To tackle spiraling costs, the Health Ministry in September 2013 introduced a new price controls policy requiring drug prices to fall into the 25th percentile based on international price referencing of comparable countries. The measure was introduced for 189 key drugs and is continuously expanding. Cost controls have been matched with legislation regarding biosimilars drugs, which are cheap like generic drugs, but created through a different process of protein engineering.
When it came to Novartis, Gaviria first proposed the firm halve the cost of Glivec (also referred to as imatinib) to 140 pesos per milligram — the price offered by generic competitors operating in the country until 2012, when Novartis’ patent was approved. Novartis rejected the offer on April 20, and on April 26 the Health Ministry announced its intention to request the compulsory license.
The World Trade Organization allows a country to cite a health emergency as reason for issuing a compulsory license, as Brazil and India did to bring down the cost of AIDS treatments in the mid-2000s. But it is unclear if this condition is met by the need of Glivec to treat chronic myelogenous leukemia (CML), a cancer of white blood cells affecting about 3,000 Colombians.

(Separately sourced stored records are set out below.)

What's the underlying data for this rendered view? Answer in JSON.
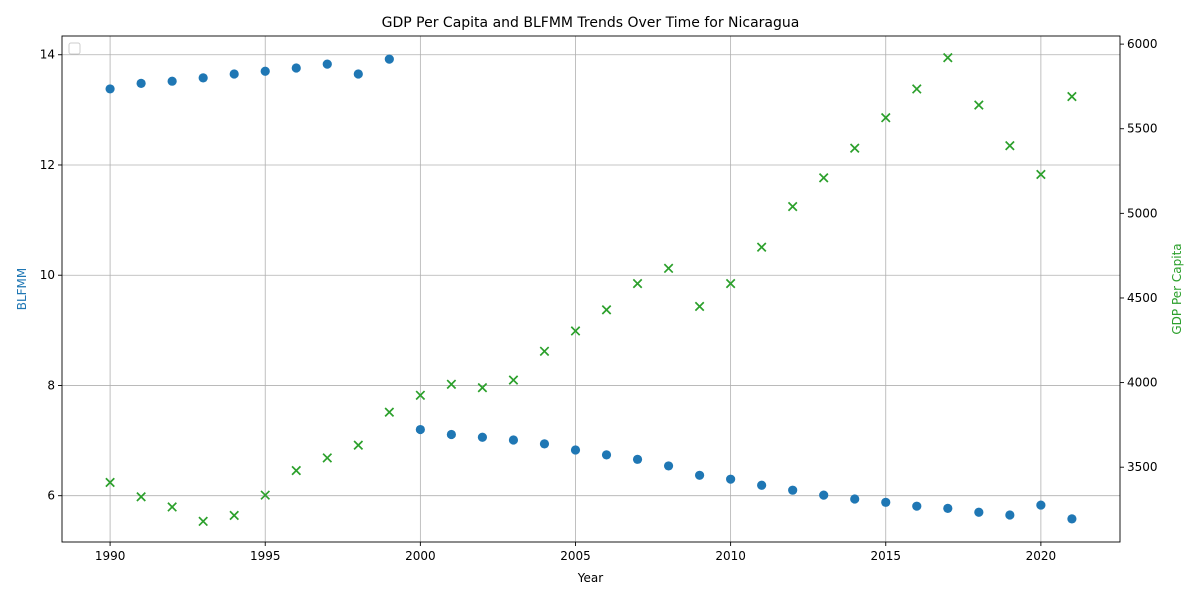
{
  "chart_data": {
    "type": "scatter",
    "title": "GDP Per Capita and BLFMM Trends Over Time for Nicaragua",
    "xlabel": "Year",
    "ylabel_left": "BLFMM",
    "ylabel_right": "GDP Per Capita",
    "xlim": [
      1988.45,
      2022.55
    ],
    "ylim_left": [
      5.16,
      14.34
    ],
    "ylim_right": [
      3058,
      6048
    ],
    "x_ticks": [
      1990,
      1995,
      2000,
      2005,
      2010,
      2015,
      2020
    ],
    "y_ticks_left": [
      6,
      8,
      10,
      12,
      14
    ],
    "y_ticks_right": [
      3500,
      4000,
      4500,
      5000,
      5500,
      6000
    ],
    "grid": true,
    "legend": "top-left (empty)",
    "series": [
      {
        "name": "",
        "axis": "left",
        "marker": "circle",
        "color": "#1f77b4",
        "x": [
          1990,
          1991,
          1992,
          1993,
          1994,
          1995,
          1996,
          1997,
          1998,
          1999,
          2000,
          2001,
          2002,
          2003,
          2004,
          2005,
          2006,
          2007,
          2008,
          2009,
          2010,
          2011,
          2012,
          2013,
          2014,
          2015,
          2016,
          2017,
          2018,
          2019,
          2020,
          2021
        ],
        "y": [
          13.38,
          13.48,
          13.52,
          13.58,
          13.65,
          13.7,
          13.76,
          13.83,
          13.65,
          13.92,
          7.2,
          7.11,
          7.06,
          7.01,
          6.94,
          6.83,
          6.74,
          6.66,
          6.54,
          6.37,
          6.3,
          6.19,
          6.1,
          6.01,
          5.94,
          5.88,
          5.81,
          5.77,
          5.7,
          5.65,
          5.83,
          5.58
        ]
      },
      {
        "name": "",
        "axis": "right",
        "marker": "x",
        "color": "#2ca02c",
        "x": [
          1990,
          1991,
          1992,
          1993,
          1994,
          1995,
          1996,
          1997,
          1998,
          1999,
          2000,
          2001,
          2002,
          2003,
          2004,
          2005,
          2006,
          2007,
          2008,
          2009,
          2010,
          2011,
          2012,
          2013,
          2014,
          2015,
          2016,
          2017,
          2018,
          2019,
          2020,
          2021
        ],
        "y": [
          3410,
          3325,
          3265,
          3180,
          3215,
          3335,
          3480,
          3555,
          3630,
          3825,
          3925,
          3990,
          3970,
          4015,
          4185,
          4305,
          4430,
          4585,
          4675,
          4450,
          4585,
          4800,
          5040,
          5210,
          5385,
          5565,
          5735,
          5920,
          5640,
          5400,
          5230,
          5690
        ]
      }
    ]
  }
}
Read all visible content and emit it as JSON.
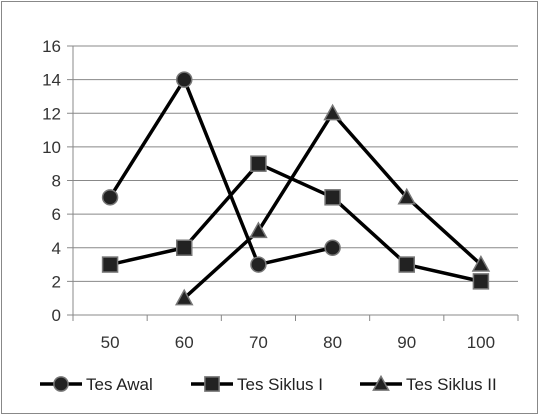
{
  "chart_data": {
    "type": "line",
    "x": [
      50,
      60,
      70,
      80,
      90,
      100
    ],
    "xticks": [
      "50",
      "60",
      "70",
      "80",
      "90",
      "100"
    ],
    "ylim": [
      0,
      16
    ],
    "yticks": [
      "0",
      "2",
      "4",
      "6",
      "8",
      "10",
      "12",
      "14",
      "16"
    ],
    "grid": "horizontal",
    "legend_position": "bottom",
    "series": [
      {
        "name": "Tes Awal",
        "marker": "circle",
        "x": [
          50,
          60,
          70,
          80
        ],
        "y": [
          7,
          14,
          3,
          4
        ]
      },
      {
        "name": "Tes Siklus I",
        "marker": "square",
        "x": [
          50,
          60,
          70,
          80,
          90,
          100
        ],
        "y": [
          3,
          4,
          9,
          7,
          3,
          2
        ]
      },
      {
        "name": "Tes Siklus II",
        "marker": "triangle",
        "x": [
          60,
          70,
          80,
          90,
          100
        ],
        "y": [
          1,
          5,
          12,
          7,
          3
        ]
      }
    ],
    "colors": {
      "line": "#000000",
      "marker_fill": "#222222",
      "marker_stroke": "#777777",
      "grid": "#888888"
    }
  }
}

“In terms of number of patients, it is hard to say that CML represents a healthcare emergency in Colombia,” said Arias of ACEMI. “However, it could be argued that the high cost of treatment of CML and other diseases places a financial burden on the system that represents a health emergency.”
Approval of the compulsory license from Colombia’s superintendent of industry and commerce was initially considered a matter of protocol, as Gaviria has received strong cabinet support for his wider health reform. But opposition is reportedly coming from both the superintendent and the trade minister, who fear the license could provoke Novartis to litigate for breach of intellectual property clauses in Colombia’s free trade agreement with Switzerland. Colombia was already hit in March with multibillion-dollar lawsuits from two Canadian-owned mining firms under investment protection clauses contained in the free trade pact with Canada.
It is unknown when a decision might be made, but there is still time for Novartis and the ministry to reach agreement on a price for Glivec and avoid a lengthy and costly legal process that neither side wants. No matter the result, Colombia’s threat to issue a compulsory license has the potential to embolden other Latin American nations to consider doing the same, especially if the progressive healthcare reform continues to gain traction as a regional model.
“The dispute shows that Latin American ministries of health can take actions to make the pharmaceutical industry think twice about high prices,” said Claudia Vaca, a former adviser in Colombia’s Health Ministry. “Whatever the outcome, the debate will draw attention to the issue of drug prices and the content of intellectual property legislation, including its flexibilities, in trade agreements.”